Loop detection in a distributed publish/subscribe network
In a distributed publish/subscribe network, it is important that publications and proxy subscriptions cannot loop, because this would result in a flooded network with connected subscribers receiving multiple copies of the same original publication.
The proxy subscription aggregation system described in Proxy subscriptions in a publish/subscribe network does not prevent the formation of a loop, although it will prevent the perpetual looping of proxy subscriptions. Because the propagation of publications is determined by the existence of proxy subscriptions, they can enter a perpetual loop. IBM MQ uses the following technique to prevent publications from perpetually looping:
As publications move around a publish/subscribe topology each queue manager adds a unique fingerprint to the message header. Whenever a publish/subscribe queue manager receives a publication from another publish/subscribe queue manager, the fingerprints held in the message header are checked. If its own fingerprint is already present, the publication has fully circulated around a loop, so the queue manager discards the message, and adds an entry to the error log.
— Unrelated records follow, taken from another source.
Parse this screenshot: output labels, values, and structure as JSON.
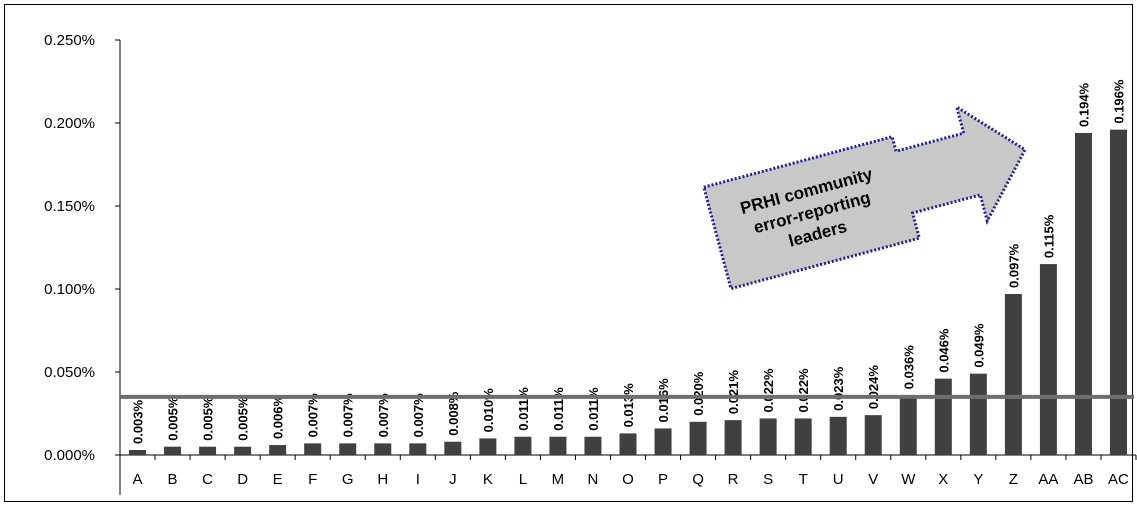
{
  "chart_data": {
    "type": "bar",
    "title": "",
    "xlabel": "",
    "ylabel": "",
    "ylim": [
      0,
      0.25
    ],
    "yticks": [
      "0.000%",
      "0.050%",
      "0.100%",
      "0.150%",
      "0.200%",
      "0.250%"
    ],
    "ytick_values": [
      0,
      0.05,
      0.1,
      0.15,
      0.2,
      0.25
    ],
    "categories": [
      "A",
      "B",
      "C",
      "D",
      "E",
      "F",
      "G",
      "H",
      "I",
      "J",
      "K",
      "L",
      "M",
      "N",
      "O",
      "P",
      "Q",
      "R",
      "S",
      "T",
      "U",
      "V",
      "W",
      "X",
      "Y",
      "Z",
      "AA",
      "AB",
      "AC"
    ],
    "values": [
      0.003,
      0.005,
      0.005,
      0.005,
      0.006,
      0.007,
      0.007,
      0.007,
      0.007,
      0.008,
      0.01,
      0.011,
      0.011,
      0.011,
      0.013,
      0.016,
      0.02,
      0.021,
      0.022,
      0.022,
      0.023,
      0.024,
      0.036,
      0.046,
      0.049,
      0.097,
      0.115,
      0.194,
      0.196
    ],
    "data_labels": [
      "0.003%",
      "0.005%",
      "0.005%",
      "0.005%",
      "0.006%",
      "0.007%",
      "0.007%",
      "0.007%",
      "0.007%",
      "0.008%",
      "0.010%",
      "0.011%",
      "0.011%",
      "0.011%",
      "0.013%",
      "0.016%",
      "0.020%",
      "0.021%",
      "0.022%",
      "0.022%",
      "0.023%",
      "0.024%",
      "0.036%",
      "0.046%",
      "0.049%",
      "0.097%",
      "0.115%",
      "0.194%",
      "0.196%"
    ],
    "reference_line": 0.035,
    "bar_color": "#404040",
    "reference_line_color": "#6e6e6e",
    "grid": false,
    "annotation": {
      "lines": [
        "PRHI community",
        "error-reporting",
        "leaders"
      ],
      "fill": "#c8c8c8",
      "border": "#1f1f8f"
    }
  }
}
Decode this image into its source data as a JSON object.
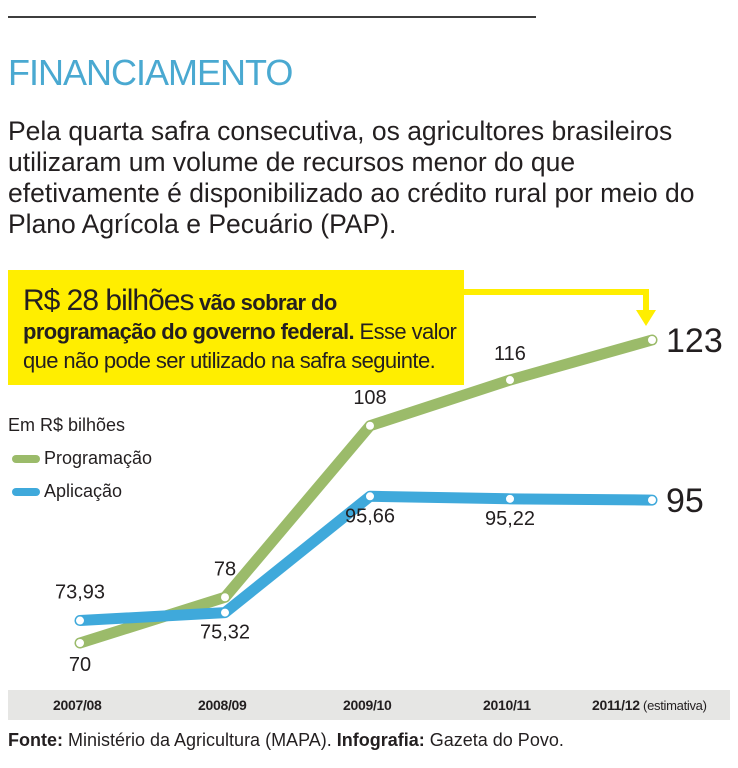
{
  "header": {
    "section_title": "FINANCIAMENTO",
    "intro": "Pela quarta safra consecutiva, os agricultores brasileiros utilizaram um volume de recursos menor do que efetivamente é disponibilizado ao crédito rural por meio do Plano Agrícola e Pecuário (PAP)."
  },
  "callout": {
    "amount": "R$ 28 bilhões",
    "bold_text": " vão sobrar do programação do governo federal.",
    "normal_text": " Esse valor que não pode ser utilizado na safra seguinte."
  },
  "legend": {
    "unit": "Em R$ bilhões",
    "items": [
      {
        "label": "Programação",
        "color": "#9bbb6a"
      },
      {
        "label": "Aplicação",
        "color": "#3fa9db"
      }
    ]
  },
  "footer": {
    "source_label": "Fonte:",
    "source_text": " Ministério da Agricultura (MAPA).",
    "credit_label": " Infografia:",
    "credit_text": " Gazeta do Povo."
  },
  "chart_data": {
    "type": "line",
    "x": [
      "2007/08",
      "2008/09",
      "2009/10",
      "2010/11",
      "2011/12"
    ],
    "x_note": "(estimativa)",
    "ylabel": "Em R$ bilhões",
    "series": [
      {
        "name": "Programação",
        "color": "#9bbb6a",
        "values": [
          70,
          78,
          108,
          116,
          123
        ],
        "labels": [
          "70",
          "78",
          "108",
          "116",
          "123"
        ]
      },
      {
        "name": "Aplicação",
        "color": "#3fa9db",
        "values": [
          73.93,
          75.32,
          95.66,
          95.22,
          95
        ],
        "labels": [
          "73,93",
          "75,32",
          "95,66",
          "95,22",
          "95"
        ]
      }
    ],
    "grid": false
  }
}
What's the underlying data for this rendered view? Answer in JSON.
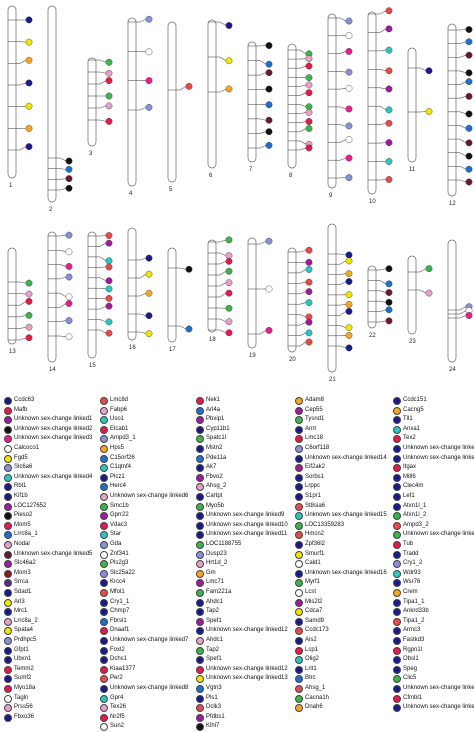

Note: Within a loop, publications are propagated in both directions around the loop, and each queue manager within the loop receives both publications before the originating queue manager discards the looped publications. This results in subscribing applications receiving duplicate copies of publications until the loop is broken.- Loop detection fingerprint format
The loop detection fingerprints are inserted into an RFH2 header or flow as part of the Version 8.0 protocol. An RFH2 programmer needs to understand the header and pass on the fingerprint information intact. earlier versions of IBM Integration Bus use RFH1 headers which do not contain the fingerprint information.